And the winner is...
Retail Editor 5 -- Home Textiles Today, February 2, 2014
New York - The winner of H&TT's second annual America's Next Great Home Textiles Company series is making its second showing at NY Now this week under a new name and ownership.
Located in the Javits Center at booth 1310, Henry Handwork's collection of hand and guest towels, cocktail napkins, dinner napkins and wine bags now runs to more than 200 designs. Core motif categories include beach, nautical, plants/flora, animals and sports. Specialized designs are on the way for Christmas and Fourth of July, and the company is also testing designs with metallic threads.
Specialty retailer Tim O'Hearn acquired the company, then called Statements, in fall 2012. After renaming it after his son, O'Hearn set to work adding new designs as well as linen base cloth in various hues to an assortment that previously had been available only on white cotton.
"I think I'm a better wholesaler because I'm a retailer," said O'Hearn, who operates three stores: French Quarter Linen (Portland, Ore.), Samuel Scheuer (San Francisco) and Maison de Blanc (Beverly Hills). "I'm able to get an early read in my stores on what works. I get to work with this product and remerchandise it."
During the NY Now show last August, experts in booth display, product development and marketing visited Henry Handwork and the five other contestants in H&TT's America's Next Great Home Textiles Company series - all first-time exhibitors at the show.

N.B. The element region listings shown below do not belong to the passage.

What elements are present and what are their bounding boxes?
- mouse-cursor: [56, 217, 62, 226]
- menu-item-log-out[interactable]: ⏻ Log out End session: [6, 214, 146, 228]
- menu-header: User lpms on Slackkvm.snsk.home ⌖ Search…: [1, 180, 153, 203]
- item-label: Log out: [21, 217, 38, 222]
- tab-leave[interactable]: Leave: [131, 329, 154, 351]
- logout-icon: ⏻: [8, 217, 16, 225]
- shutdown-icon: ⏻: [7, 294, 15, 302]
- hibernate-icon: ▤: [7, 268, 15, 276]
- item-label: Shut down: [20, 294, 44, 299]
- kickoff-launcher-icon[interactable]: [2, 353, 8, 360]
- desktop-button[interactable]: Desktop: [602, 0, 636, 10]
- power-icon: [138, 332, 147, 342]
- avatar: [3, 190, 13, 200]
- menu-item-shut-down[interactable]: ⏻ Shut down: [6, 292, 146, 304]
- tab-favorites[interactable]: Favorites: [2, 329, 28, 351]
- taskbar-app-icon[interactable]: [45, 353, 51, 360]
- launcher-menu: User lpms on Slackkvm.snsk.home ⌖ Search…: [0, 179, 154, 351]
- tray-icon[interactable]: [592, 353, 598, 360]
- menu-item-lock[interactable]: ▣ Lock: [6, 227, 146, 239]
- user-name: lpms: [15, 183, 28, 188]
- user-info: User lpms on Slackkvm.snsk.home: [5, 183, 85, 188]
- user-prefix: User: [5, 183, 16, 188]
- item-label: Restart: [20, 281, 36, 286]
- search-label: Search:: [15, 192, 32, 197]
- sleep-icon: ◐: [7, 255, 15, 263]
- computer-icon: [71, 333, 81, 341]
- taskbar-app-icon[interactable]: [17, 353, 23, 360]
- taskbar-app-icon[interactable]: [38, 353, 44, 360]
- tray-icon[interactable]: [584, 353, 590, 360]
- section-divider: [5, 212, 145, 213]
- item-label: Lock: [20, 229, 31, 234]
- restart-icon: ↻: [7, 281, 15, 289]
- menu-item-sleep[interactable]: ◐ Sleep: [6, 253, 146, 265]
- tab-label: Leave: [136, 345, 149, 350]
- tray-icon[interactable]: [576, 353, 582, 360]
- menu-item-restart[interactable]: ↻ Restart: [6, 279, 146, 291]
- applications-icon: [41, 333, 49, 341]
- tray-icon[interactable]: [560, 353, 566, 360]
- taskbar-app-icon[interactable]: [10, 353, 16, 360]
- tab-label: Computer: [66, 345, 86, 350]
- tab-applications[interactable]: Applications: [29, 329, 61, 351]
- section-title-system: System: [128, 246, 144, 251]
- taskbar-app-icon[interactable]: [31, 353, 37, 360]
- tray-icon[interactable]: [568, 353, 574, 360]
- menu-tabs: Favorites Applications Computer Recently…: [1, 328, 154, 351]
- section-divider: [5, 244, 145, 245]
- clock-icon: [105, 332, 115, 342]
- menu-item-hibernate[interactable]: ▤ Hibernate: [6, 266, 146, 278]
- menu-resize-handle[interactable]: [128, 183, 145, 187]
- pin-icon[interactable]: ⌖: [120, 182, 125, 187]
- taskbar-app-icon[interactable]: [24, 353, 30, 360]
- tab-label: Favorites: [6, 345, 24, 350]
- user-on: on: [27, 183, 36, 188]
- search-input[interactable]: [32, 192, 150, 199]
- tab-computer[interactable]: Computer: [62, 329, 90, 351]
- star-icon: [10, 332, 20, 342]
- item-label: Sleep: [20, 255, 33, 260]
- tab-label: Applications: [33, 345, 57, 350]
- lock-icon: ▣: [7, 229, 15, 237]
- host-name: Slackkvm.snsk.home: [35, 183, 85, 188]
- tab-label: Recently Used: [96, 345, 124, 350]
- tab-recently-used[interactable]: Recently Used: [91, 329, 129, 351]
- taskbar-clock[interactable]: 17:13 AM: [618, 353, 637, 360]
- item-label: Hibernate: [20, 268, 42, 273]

Judge Beth Darragh, showroom and events designer and owner of Lowell-Darragh Productions, praised the booth's simple tension fixturing system, saying "It added a bit of unexpected hip and cool to a rather traditional product line." Marketing and brand builder Amy Rosenblatt, principal of Harbor Home LLC, gave a thumbs up to Henry Handwork's logo and described the company's handouts as "clear, direct and easy to use." And home textiles product developer/designer Patricia Feiwel, who works with both domestic and international suppliers, called the products "tiny pieces of art."